Metadata-Version: 2.1
Name: loadhouse
Version: 0.1.3
Summary: A data loading and transformation engine for data lakehouses
Home-page: https://github.com/flynn/loadhouse
Author: Flynn
Classifier: Development Status :: 3 - Alpha
Classifier: Intended Audience :: Developers
Classifier: License :: OSI Approved :: MIT License
Classifier: Operating System :: OS Independent
Classifier: Programming Language :: Python :: 3
Classifier: Programming Language :: Python :: 3.8
Classifier: Programming Language :: Python :: 3.9
Classifier: Programming Language :: Python :: 3.10
Requires-Python: >=3.8
Description-Content-Type: text/markdown
Requires-Dist: pyspark>=3.5.0
Requires-Dist: delta-spark>=3.2.0
Requires-Dist: great-expectations>=0.18.8

# Loadhouse

A powerful ETL (Extract, Transform, Load) tool designed for data lakehouse architectures with JSON-based configuration.

## Overview

Loadhouse is a flexible data processing tool that simplifies ETL operations through JSON configuration.

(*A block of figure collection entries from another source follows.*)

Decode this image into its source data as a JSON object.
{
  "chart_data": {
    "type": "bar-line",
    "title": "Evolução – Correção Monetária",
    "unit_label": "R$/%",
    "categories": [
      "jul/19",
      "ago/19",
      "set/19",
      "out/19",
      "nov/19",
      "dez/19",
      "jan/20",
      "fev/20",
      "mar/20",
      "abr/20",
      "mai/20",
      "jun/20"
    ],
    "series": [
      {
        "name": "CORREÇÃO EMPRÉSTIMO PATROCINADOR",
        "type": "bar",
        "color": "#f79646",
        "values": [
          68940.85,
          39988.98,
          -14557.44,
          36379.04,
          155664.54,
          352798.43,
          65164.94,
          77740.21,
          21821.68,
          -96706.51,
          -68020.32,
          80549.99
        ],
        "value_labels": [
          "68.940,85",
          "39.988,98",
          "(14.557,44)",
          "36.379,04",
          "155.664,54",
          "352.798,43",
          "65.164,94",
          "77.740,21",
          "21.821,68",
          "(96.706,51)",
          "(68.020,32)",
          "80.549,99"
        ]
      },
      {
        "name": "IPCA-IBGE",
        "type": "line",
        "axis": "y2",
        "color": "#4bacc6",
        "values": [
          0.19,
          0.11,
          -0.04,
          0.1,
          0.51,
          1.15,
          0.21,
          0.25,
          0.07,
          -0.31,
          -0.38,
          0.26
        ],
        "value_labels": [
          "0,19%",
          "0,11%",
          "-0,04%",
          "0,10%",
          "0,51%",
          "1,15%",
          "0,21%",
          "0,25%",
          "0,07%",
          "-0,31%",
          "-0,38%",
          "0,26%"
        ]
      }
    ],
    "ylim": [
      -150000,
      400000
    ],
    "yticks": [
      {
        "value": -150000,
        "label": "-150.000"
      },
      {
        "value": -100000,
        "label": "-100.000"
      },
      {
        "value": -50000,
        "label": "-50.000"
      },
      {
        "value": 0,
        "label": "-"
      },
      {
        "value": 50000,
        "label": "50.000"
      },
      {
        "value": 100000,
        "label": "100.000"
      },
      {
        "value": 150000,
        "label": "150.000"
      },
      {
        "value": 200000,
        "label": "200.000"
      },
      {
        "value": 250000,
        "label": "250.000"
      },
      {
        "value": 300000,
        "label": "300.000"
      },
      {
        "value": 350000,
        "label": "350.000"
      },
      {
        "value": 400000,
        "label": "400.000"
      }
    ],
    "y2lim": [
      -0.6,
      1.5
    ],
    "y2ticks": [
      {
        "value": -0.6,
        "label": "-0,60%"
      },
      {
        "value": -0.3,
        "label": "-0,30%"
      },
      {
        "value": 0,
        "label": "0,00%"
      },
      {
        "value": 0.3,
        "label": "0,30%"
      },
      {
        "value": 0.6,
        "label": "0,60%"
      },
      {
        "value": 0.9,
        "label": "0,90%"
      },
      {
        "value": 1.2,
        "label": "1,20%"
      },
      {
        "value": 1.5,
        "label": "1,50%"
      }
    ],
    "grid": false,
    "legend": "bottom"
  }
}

It supports various data sources and provides robust data transformation capabilities using Apache Spark.

## Features

- **Configurable Data Sources**
  - File-based (CSV, Delta, etc.)
  - JDBC connections
  - SQL queries
  - DataFrame operations

- **Data Transformations**
  - Expression filtering
  - Custom transformations
  - Data quality validation

- **Multiple Output Formats**
  - Delta Lake
  - File formats (CSV, Parquet, etc.)
  - Console output for debugging
- **Quality Checker**
  - Data quality patterns with Apache Airflow
  - Unit test Spark
  - Data validation with GX